Abstract:
Ethnicity is an important variable in health and social science research, but classifying
ethnicity is complex because of the construct’s fluidity and multiplicity. There are several
possible ethnic classification methods, each with strengths and limitations. Existing literature
suggests that researchers’ decisions on ethnic classification method can influence research
findings. However, there is little empirical research on how these classification methods affect
quantitative research in samples with higher multi-ethnic prevalence (e.g., >10%). Situated
within a critical quantitative paradigm, the current thesis addresses this gap by utilising largescale
datasets from increasingly multi-ethnic cohorts (adults, adolescents, and children) in
Aotearoa New Zealand to examine the effects of ethnic classification method on reported ethnic
group size, demographic composition, and substantive outcomes.

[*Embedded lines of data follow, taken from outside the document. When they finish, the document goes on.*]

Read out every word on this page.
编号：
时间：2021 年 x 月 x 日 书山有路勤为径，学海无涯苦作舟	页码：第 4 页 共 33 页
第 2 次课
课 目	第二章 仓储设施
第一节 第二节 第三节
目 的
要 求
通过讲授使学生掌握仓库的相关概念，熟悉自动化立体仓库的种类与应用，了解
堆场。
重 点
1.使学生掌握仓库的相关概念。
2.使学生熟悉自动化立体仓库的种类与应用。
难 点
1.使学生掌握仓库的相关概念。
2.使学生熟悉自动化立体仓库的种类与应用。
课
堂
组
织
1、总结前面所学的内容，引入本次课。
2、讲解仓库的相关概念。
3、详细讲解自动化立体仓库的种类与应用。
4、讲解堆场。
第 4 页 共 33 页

The corresponding three studies found that, first, ethnic classification method can
substantially impact outputted ethnic group sizes, especially when there are higher rates of
multi-ethnic identification (e.g., among children and adolescents). Second, there was a high
rate of discrepancy between the two popular methods of administrative-prioritisation and selfprioritisation
in each age cohort (≥60%). These discrepancies were systematically associated
with contextual characteristics such as neighbourhood ethnic composition and socioeconomic
deprivation. Third, using adolescent mental health outcomes as a case study, it was found that
ethnic classification method can affect substantive outcomes, both within nominal ethnic
groups (by an effect size of up to d = 0.12), and between nominal ethnic groups (by an effect
size of up to d = 0.25).
Together, the results indicate that researchers’ choice of ethnic classification method
affects who is included or excluded from ethnic groups, the demographic composition of these
ethnic groups, and conclusions about the extent of ethnic disparities. This, in turn, influences
knowledge construction, practice, and policy. Given that each ethnic classification method has
strengths and limitations, the studies in this thesis highlight the importance for researchers to
critically and transparently select the most appropriate ethnic classification method for their
research question and context. The power of the researcher, combined with the subjectivity of
ethnicity measurement, also emphasises the need for researchers to be critical and reflexive
throughout the wider research process.